🤖 AI Summary
This work addresses key limitations in existing neural symbolic transfer methods, which rely on handcrafted task automata, support only single-source transfer, and lack adaptability to shifts in source-task relevance. To overcome these challenges, the authors propose LANTERN, a framework that achieves, for the first time, fully automated multi-source neural symbolic transfer without human intervention. LANTERN leverages large language models to automatically generate deterministic finite automata from natural language task descriptions, aggregates policies from multiple sources via semantic embeddings, and introduces an adaptive gating mechanism that dynamically weights knowledge fusion based on temporal-difference error and semantic uncertainty.

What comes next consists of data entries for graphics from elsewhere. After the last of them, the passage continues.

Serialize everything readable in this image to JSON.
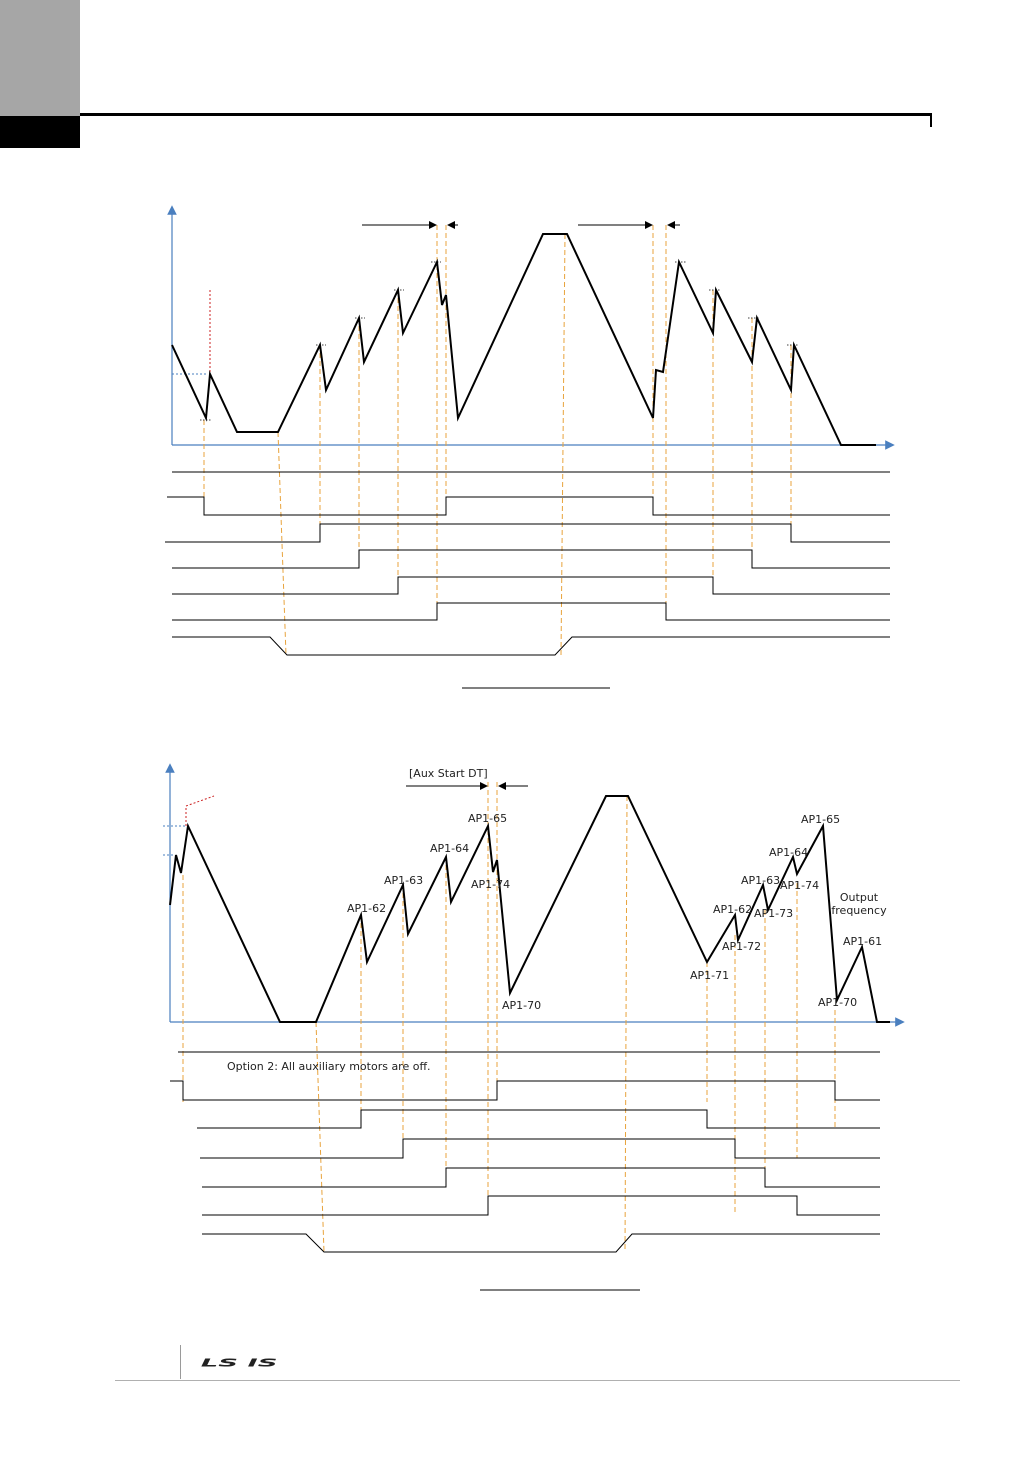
{
  "colors": {
    "axis": "#4a7fbf",
    "signal": "#000000",
    "guide": "#e8a33c",
    "marker": "#cc2222",
    "header_gray": "#a6a6a6"
  },
  "diagram_top": {
    "caption": ""
  },
  "diagram_bottom": {
    "aux_start_label": "[Aux Start DT]",
    "option_note": "Option 2: All auxiliary motors are off.",
    "output_frequency_line1": "Output",
    "output_frequency_line2": "frequency",
    "labels": {
      "ap1_62_left": "AP1-62",
      "ap1_63_left": "AP1-63",
      "ap1_64_left": "AP1-64",
      "ap1_65_left": "AP1-65",
      "ap1_74_left": "AP1-74",
      "ap1_70_left": "AP1-70",
      "ap1_71": "AP1-71",
      "ap1_62_right": "AP1-62",
      "ap1_72": "AP1-72",
      "ap1_63_right": "AP1-63",
      "ap1_73": "AP1-73",
      "ap1_64_right": "AP1-64",
      "ap1_74_right": "AP1-74",
      "ap1_65_right": "AP1-65",
      "ap1_61": "AP1-61",
      "ap1_70_right": "AP1-70"
    }
  },
  "footer": {
    "logo_text": "LS IS",
    "logo_icon": "ls-is-logo"
  }
}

Experimental results demonstrate that LANTERN improves sample efficiency by 40–60% over baseline methods across resource management, navigation, and control tasks, while exhibiting strong robustness against irrelevant source tasks.
📝 Abstract
Transfer learning in reinforcement learning (RL) seeks to accelerate learning in new tasks by leveraging knowledge from related sources. Existing neurosymbolic transfer methods, however, typically rely on manually specified task automata, assume a single source task, and use fixed knowledge-integration mechanisms that cannot adapt to varying source relevance. We propose LANTERN, a unified framework for multi-source neurosymbolic transfer that addresses these limitations through three components: (i) deterministic finite automata generated from natural language task descriptions using large language models, (ii) semantic embedding-based aggregation of multiple source policies weighted by cross-task similarity, and (iii) adaptive teacher-student gating based on temporal-difference error and semantic uncertainty. Across domains spanning resource management, navigation, and control, LANTERN achieves 40-60% improvements in sample efficiency over existing baselines while remaining robust to poorly aligned sources. These results demonstrate that multi-source, adaptively weighted neurosymbolic transfer can improve scalability and robustness in symbolic RL settings.